Since that time, many of the private practices I talked to have been acquired by larger chains or the two integrated delivery financial systems (UPMC & Allegheny Health Network) that exist in the region.   This is due to payers narrowing their network and formulating updated payment structures which are built upon a combination of outcomes and bundled payments.   A changing landscape in preparation for “The Game of Healthcare“.

While I left the outpatient sector 4 years ago for Home Health, the turf and players are the same.  Value-based purchasing is currently the buzz on our field and assessing each of your clinicians influence over our outcomes tool, the OASIS, is how we are evolving.  Clinicians are being graded on their ability to achieve certain outcome measures, which Medicare (and others) have deemed important.   Analytics software, such as SHP, attributes a grade to each clinician and evaluates how they compare against others in the region.

My crew has become a sports team in the Home Health League, each carrying their unique set of skills to influence the score (our OASIS score at discharge) to win the game. Maintain a decent batting average, and your value increases.   Strike out a few times and your susceptible to getting cut.

The stats on the back of your card if you play in my league:  Hospital Readmission Rates, Improvement in Pain Interfering w/ Activity, Improvement in Ambulation, Improvement in Bed Transfers, etc.

So will this game result in improved care?  I hope so.  I am cautiously optimistic.  I suspect it will help us focus on variables which increase healthcare over utilization and costs.

Have you began preparation for this game?   What have been your experiences?


Prepare your team for improvements in care by checking out the educational offerings at  (current sales on Online Courses)



Categories: Critical Thinking

8 replies »

  1. Joseph, I hope crews such as yours are being marked down on their score cards whenever they offer modalities of treatment that not only are devoid of a rational scientific theoretical basis but also have not been shown to produce therapeutic outcomes that are any better than placebo treatment – “trigger point dry needling” being an outstanding case in point.

  2. Dr.
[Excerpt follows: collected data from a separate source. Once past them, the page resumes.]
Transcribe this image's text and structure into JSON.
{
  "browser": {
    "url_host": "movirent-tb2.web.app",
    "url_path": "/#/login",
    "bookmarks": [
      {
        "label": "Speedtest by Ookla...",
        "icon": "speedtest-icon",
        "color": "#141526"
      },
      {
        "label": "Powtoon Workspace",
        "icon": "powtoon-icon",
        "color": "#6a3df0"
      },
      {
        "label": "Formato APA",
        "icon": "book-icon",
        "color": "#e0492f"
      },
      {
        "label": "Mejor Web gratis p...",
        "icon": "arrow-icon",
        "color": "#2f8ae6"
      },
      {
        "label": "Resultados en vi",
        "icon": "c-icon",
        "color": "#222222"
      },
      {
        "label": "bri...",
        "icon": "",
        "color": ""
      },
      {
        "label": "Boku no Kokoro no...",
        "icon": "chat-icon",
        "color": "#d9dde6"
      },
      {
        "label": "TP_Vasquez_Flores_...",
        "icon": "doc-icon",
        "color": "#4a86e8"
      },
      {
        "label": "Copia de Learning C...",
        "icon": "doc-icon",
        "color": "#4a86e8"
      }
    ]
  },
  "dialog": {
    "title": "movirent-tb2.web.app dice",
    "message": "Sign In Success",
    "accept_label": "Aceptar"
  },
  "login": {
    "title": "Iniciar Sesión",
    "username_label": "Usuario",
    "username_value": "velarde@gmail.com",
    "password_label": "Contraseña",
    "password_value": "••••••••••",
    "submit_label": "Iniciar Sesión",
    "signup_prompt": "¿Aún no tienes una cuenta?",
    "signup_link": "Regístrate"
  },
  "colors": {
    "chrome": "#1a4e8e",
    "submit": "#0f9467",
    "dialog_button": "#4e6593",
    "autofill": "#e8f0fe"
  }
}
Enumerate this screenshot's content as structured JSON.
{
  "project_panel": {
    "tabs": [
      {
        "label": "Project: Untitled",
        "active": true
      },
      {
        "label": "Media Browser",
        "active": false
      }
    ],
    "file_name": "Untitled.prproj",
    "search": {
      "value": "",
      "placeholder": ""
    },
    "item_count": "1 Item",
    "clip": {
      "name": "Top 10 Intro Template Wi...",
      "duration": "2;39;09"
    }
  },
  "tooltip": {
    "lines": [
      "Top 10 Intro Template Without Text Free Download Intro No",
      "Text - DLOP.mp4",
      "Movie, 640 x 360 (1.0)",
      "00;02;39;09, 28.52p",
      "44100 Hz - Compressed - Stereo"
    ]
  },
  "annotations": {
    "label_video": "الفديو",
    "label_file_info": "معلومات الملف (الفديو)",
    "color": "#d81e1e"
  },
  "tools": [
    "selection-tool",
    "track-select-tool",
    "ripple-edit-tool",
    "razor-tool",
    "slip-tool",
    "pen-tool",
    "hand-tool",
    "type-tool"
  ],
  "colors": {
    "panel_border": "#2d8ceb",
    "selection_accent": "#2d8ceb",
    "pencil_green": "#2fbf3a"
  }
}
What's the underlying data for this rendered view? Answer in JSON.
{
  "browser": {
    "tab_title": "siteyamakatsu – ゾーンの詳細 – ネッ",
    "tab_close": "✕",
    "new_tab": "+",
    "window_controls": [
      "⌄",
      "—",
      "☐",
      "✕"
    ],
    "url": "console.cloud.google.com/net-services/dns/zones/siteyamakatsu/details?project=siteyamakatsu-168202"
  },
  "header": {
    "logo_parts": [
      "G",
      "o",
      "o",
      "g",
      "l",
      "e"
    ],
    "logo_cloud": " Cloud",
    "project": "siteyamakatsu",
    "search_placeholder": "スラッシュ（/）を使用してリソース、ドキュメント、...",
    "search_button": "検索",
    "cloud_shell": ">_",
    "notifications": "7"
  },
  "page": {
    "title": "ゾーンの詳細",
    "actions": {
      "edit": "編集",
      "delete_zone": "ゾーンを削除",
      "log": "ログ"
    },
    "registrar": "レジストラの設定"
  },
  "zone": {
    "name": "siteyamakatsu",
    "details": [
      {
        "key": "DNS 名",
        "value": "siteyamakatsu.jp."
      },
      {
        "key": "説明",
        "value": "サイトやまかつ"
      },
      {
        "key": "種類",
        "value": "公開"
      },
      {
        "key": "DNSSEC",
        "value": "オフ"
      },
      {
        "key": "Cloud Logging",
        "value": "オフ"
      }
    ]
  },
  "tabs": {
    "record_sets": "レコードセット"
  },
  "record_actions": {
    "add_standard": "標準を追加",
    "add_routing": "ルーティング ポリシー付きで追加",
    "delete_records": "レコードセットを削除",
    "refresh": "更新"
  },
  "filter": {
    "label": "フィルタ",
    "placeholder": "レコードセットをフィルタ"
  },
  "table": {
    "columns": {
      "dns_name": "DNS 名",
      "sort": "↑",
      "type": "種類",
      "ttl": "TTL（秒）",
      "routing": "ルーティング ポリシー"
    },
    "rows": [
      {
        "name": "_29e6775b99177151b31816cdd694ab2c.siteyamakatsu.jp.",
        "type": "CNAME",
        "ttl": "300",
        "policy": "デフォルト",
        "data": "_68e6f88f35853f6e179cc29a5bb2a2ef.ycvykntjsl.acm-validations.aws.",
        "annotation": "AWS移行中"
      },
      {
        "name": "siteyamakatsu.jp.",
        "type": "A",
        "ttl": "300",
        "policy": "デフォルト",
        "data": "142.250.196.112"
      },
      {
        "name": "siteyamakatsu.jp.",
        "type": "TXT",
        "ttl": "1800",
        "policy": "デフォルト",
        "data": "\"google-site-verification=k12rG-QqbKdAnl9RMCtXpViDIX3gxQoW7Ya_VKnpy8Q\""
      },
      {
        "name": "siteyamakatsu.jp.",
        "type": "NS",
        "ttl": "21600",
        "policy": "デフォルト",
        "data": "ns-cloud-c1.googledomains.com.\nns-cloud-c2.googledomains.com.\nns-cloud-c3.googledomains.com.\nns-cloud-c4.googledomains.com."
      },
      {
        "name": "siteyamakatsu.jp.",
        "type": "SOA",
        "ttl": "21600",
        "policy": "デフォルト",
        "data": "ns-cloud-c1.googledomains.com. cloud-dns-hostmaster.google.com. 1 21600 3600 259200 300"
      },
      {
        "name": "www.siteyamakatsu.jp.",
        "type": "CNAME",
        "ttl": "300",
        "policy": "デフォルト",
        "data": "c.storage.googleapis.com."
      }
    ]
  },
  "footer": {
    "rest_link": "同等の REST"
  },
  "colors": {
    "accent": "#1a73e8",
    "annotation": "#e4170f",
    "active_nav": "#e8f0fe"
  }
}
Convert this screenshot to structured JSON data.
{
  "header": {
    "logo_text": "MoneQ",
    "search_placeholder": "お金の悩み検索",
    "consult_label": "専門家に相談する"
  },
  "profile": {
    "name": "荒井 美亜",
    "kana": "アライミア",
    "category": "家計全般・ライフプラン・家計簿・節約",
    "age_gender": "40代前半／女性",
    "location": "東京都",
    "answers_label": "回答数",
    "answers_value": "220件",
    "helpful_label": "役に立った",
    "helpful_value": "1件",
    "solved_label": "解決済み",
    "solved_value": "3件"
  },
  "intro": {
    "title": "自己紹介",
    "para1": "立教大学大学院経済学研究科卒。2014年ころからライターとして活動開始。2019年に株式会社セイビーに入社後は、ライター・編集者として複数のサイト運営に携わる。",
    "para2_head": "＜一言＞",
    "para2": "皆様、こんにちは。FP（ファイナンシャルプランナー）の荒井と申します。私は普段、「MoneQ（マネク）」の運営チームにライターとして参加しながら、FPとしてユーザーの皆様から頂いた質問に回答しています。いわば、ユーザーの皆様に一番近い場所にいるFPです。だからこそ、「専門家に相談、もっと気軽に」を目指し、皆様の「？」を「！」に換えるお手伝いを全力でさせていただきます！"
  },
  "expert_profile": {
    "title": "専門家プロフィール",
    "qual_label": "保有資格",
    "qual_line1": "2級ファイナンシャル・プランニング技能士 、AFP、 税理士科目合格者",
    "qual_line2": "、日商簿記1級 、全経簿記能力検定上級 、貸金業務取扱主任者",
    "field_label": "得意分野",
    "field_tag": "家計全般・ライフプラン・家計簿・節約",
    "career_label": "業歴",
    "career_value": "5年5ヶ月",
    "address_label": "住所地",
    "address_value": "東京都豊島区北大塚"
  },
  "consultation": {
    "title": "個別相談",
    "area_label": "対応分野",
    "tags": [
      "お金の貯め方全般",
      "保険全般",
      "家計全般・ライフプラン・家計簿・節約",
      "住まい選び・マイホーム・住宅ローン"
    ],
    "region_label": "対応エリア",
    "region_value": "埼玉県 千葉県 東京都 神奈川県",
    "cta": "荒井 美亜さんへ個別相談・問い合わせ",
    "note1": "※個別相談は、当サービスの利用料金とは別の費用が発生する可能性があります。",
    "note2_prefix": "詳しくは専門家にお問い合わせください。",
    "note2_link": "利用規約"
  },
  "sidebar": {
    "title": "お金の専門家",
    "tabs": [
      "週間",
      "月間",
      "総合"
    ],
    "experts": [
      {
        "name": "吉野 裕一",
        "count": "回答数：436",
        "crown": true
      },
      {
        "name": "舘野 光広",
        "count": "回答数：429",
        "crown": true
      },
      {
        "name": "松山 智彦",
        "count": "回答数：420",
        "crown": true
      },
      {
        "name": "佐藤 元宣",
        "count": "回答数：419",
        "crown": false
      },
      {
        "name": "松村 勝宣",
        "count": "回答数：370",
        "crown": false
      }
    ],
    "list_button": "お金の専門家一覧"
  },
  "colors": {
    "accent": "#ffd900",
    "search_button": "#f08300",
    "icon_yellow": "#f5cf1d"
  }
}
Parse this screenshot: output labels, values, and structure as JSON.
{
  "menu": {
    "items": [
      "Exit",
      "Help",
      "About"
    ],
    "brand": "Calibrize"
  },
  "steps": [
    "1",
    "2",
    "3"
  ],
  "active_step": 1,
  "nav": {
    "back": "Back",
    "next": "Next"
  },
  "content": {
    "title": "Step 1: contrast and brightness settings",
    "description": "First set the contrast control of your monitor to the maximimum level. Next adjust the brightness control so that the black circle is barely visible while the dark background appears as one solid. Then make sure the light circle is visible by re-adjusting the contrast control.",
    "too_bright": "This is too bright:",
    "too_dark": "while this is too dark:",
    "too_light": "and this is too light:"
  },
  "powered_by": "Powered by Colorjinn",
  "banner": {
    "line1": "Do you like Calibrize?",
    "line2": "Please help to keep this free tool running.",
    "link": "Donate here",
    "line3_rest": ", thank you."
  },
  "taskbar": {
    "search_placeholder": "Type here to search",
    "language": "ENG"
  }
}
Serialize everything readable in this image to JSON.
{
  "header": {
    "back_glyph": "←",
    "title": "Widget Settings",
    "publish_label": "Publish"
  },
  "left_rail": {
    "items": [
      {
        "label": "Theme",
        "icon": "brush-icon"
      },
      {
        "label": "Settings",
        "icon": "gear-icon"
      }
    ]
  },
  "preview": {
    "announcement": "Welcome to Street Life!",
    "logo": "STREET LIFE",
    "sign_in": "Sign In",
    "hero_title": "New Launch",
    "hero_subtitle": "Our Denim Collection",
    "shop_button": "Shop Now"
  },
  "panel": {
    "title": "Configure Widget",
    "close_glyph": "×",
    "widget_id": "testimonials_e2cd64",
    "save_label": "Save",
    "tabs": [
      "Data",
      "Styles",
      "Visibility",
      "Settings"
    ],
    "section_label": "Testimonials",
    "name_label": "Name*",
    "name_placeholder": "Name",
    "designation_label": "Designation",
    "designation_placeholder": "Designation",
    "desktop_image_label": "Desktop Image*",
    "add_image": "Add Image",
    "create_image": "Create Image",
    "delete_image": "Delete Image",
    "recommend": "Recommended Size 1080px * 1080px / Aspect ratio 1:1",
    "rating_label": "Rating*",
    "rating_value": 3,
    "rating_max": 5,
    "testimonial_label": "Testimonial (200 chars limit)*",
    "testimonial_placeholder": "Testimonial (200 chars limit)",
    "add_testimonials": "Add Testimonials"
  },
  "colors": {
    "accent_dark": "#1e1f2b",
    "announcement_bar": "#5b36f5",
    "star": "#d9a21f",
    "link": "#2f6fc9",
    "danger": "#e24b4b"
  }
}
Quintner, Your comment is quite odd. My team does not offer dry needling. As I stated in the article, the name of the game is outcomes—which should improve clinical reasoning (especially as you race to decrease utilization of care).

  3. Joseph, I am pleased to learn that your team does not offer dry needling. However, according to its advertising, the organization which you represent (as Vice-President of Operations) does offer this modality of treatment. Please correct me if I am wrong about this. By the way, in my opinion, clinical reasoning comes before treatment outcomes. When clinical reasoning is based upon flawed theory (as in “dry needling”), measuring outcomes is a waste of time and effort.

  4. My company, NxtGen, does have a strategic partnership with Myopain Seminars, but we do not directly teach any dry needling courses or content. And yes, sound clinical reasoning does come first. Outcomes, as measured by payers, are broad and encompass concepts such as acute care readmissions.